With that in hand, I personally visited several furniture stores and came
to about the same conclusion. We simply could no longer compete when it
came to making good furniture in the USA: the guy sitting at a bench with
a handful of carving tools in front of him, turning out rosettes at $.10
an hour was out producing the $8/hour guy in North Carolina in every way.
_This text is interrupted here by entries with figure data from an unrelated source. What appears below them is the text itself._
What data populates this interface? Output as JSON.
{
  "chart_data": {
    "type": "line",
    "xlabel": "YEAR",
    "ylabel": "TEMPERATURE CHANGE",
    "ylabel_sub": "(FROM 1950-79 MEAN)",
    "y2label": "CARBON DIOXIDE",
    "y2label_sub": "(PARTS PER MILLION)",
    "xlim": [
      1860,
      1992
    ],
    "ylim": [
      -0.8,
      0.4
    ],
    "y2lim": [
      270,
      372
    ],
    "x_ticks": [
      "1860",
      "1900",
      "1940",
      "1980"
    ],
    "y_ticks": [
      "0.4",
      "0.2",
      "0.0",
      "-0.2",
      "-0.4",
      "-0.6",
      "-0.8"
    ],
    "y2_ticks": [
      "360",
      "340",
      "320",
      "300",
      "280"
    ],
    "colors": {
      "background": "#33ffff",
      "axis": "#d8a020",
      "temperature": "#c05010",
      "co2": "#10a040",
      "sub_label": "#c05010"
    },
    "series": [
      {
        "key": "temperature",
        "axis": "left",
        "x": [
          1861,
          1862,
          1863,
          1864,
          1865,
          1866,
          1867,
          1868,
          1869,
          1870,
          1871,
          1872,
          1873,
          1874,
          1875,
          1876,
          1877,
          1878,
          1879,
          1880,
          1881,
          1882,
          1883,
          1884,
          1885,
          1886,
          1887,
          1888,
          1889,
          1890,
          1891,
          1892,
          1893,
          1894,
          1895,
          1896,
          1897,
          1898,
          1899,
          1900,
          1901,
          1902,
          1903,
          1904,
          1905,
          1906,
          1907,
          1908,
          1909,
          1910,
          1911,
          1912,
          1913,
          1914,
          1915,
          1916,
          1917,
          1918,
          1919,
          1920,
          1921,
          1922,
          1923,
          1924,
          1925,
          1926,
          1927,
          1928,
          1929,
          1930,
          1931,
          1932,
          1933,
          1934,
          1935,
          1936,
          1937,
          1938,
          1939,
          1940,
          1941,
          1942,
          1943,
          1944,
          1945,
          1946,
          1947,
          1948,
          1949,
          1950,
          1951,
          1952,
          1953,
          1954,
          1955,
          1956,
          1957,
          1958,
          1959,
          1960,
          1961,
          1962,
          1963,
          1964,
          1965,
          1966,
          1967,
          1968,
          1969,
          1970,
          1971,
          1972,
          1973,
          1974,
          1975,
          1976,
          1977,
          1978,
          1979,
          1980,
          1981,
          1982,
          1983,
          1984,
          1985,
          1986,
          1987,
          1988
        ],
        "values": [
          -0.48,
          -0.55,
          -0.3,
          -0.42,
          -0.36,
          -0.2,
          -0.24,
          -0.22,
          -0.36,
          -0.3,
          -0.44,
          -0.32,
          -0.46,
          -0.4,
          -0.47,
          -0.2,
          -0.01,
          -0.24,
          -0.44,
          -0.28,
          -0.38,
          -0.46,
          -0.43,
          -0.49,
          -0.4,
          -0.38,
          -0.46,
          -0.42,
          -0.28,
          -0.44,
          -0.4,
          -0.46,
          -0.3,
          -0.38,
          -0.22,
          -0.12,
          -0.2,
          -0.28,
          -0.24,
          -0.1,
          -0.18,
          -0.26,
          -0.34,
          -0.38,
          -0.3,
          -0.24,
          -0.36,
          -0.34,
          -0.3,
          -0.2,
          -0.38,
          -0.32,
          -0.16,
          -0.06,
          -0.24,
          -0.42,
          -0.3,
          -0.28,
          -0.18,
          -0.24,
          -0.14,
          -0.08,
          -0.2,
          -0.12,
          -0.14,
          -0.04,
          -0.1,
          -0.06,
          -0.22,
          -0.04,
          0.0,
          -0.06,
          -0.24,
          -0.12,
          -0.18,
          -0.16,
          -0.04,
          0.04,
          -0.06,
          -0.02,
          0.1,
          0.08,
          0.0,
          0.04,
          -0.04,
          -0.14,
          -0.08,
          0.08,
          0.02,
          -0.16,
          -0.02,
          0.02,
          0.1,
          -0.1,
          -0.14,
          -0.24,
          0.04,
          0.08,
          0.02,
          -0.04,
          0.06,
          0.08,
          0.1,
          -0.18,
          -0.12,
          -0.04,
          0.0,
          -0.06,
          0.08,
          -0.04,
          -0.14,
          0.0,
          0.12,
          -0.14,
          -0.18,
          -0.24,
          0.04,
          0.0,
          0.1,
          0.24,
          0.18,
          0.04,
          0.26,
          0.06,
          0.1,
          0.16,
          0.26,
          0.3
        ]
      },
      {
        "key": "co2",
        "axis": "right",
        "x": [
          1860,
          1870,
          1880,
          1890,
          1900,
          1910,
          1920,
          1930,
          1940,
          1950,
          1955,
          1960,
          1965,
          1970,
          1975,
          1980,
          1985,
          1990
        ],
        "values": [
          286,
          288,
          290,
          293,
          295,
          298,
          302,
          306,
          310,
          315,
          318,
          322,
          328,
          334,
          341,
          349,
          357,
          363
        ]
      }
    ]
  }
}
When it came time to buy our replacement furniture, we visited a large
chain and looked at what was available. Yup, there were two types: Made
in the USA and Designed in the USA but Made in China. The Chinese stuff we
saw was incredible from the standpoint of material, quality and
particularly craftsmanship. What we purchased for our living room, dining
room and bedroom would probably have cost $100,000 if made in North
Carolina. . . if it could have been made there at all. Sure, the joinery
was about the same, but every edge was hand carved, molding on the
headboard and footboard were hand carved and applied, fluting was hand
done, as was piping and other decoration. As a woodworker, I realized
that with the balance of my life ahead of me, I could never come close to
the craftsmanship in the decoration in what we purchased. The weight alone
was incredible: it took 2 big guys to carry the headboard alone up to the
bedroom and 4 men to take the dresser. The bed's never been moved since it
was set in place.

There is no reason anything you are talking about couldn't be made here, by
machine, and be as good, or better, quality wise. There is no doubt that it
would be more expensive but not as much as you seem to be saying.